Accompanying the 22BV501 is a really pleasant surprise in the shape of a remote control that doesn’t suck. It’s unusually large size allows it to carry big, spaciously laid out buttons, and those buttons are also unusually responsive and tactile. Excellent.
The onscreen menus aren’t quite so pleasant. They open up with some colourful but rather crude icons, before heading off into some fairly text heavy option lists that aren’t especially easy to use. That said, you don’t need a pair of binoculars to read the menu text like you do with some small-screen TVs.
It’s perhaps worth noting that the menus on the 22BV501 aren’t in keeping with Toshiba’s usual menu structure, making us wonder if this TV isn’t all Toshiba’s own work...
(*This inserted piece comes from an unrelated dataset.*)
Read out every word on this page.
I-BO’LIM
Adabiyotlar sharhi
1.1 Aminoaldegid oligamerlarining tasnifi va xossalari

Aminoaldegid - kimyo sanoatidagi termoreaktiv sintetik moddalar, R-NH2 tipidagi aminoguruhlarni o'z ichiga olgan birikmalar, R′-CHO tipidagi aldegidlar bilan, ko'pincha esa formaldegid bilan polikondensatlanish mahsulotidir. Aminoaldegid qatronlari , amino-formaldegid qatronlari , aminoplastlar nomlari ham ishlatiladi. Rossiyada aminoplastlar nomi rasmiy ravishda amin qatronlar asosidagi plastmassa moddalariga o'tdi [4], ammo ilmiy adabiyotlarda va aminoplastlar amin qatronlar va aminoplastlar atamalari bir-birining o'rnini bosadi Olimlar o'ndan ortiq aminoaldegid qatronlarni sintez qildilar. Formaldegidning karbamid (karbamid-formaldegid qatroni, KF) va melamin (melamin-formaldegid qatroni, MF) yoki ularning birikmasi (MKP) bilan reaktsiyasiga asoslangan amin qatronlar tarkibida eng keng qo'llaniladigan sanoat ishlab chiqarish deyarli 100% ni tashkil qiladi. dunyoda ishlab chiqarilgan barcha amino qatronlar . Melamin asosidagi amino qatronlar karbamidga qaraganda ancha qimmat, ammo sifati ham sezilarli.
Features of note within the onscreen menus are a series of presets (including a Game one), an unusual red-to-green sliding bar for adjusting colour tones, a noise reduction system, and an HDMI True Black option that boosts - with mostly good results - the depth of dark colours from whatever source you’ve got attached to the HDMI port.
After the strangely muted pictures of Sony’s 22EX320, we were immediately struck by just how bright the 22BV501’s pictures look. They look almost radiant, in fact, making them able to function perfectly well in a bright environment like a conservatory or kitchen.
In fact, the brightness can become overwhelming if you stick with the Dynamic preset that’s selected in the TV’s out of the box state, resulting in bright images looking washed out and ‘flared’. Shift to the set’s Natural preset, though, and you still get plenty of punch without losing detail in bright areas.
The 22BV501’s brightness also helps the TV deliver some engagingly vibrant, well-saturated colours. But again, provided you avoid the dynamic preset, these colours aren’t so gaudy that they look horribly unnatural, and they’re not so ‘full on’ that they make it impossible to make out a fair degree of subtlety in their blends and mixes.
Yet more good news concerns the 22BV501’s sharpness. HD pictures on the screen clearly exhibit the HD format’s extra detail and clarity, instantly giving the lie to the argument that you can’t appreciate HD on a screen smaller than 26in.
The 22BV501’s standard definition pictures are pretty good too, looking slightly crisper than those of many other small TVs. They also look impressively devoid of noise, suggesting that the upscaling engine Toshiba has tucked inside its entry-level 22in TV is better than might have been expected.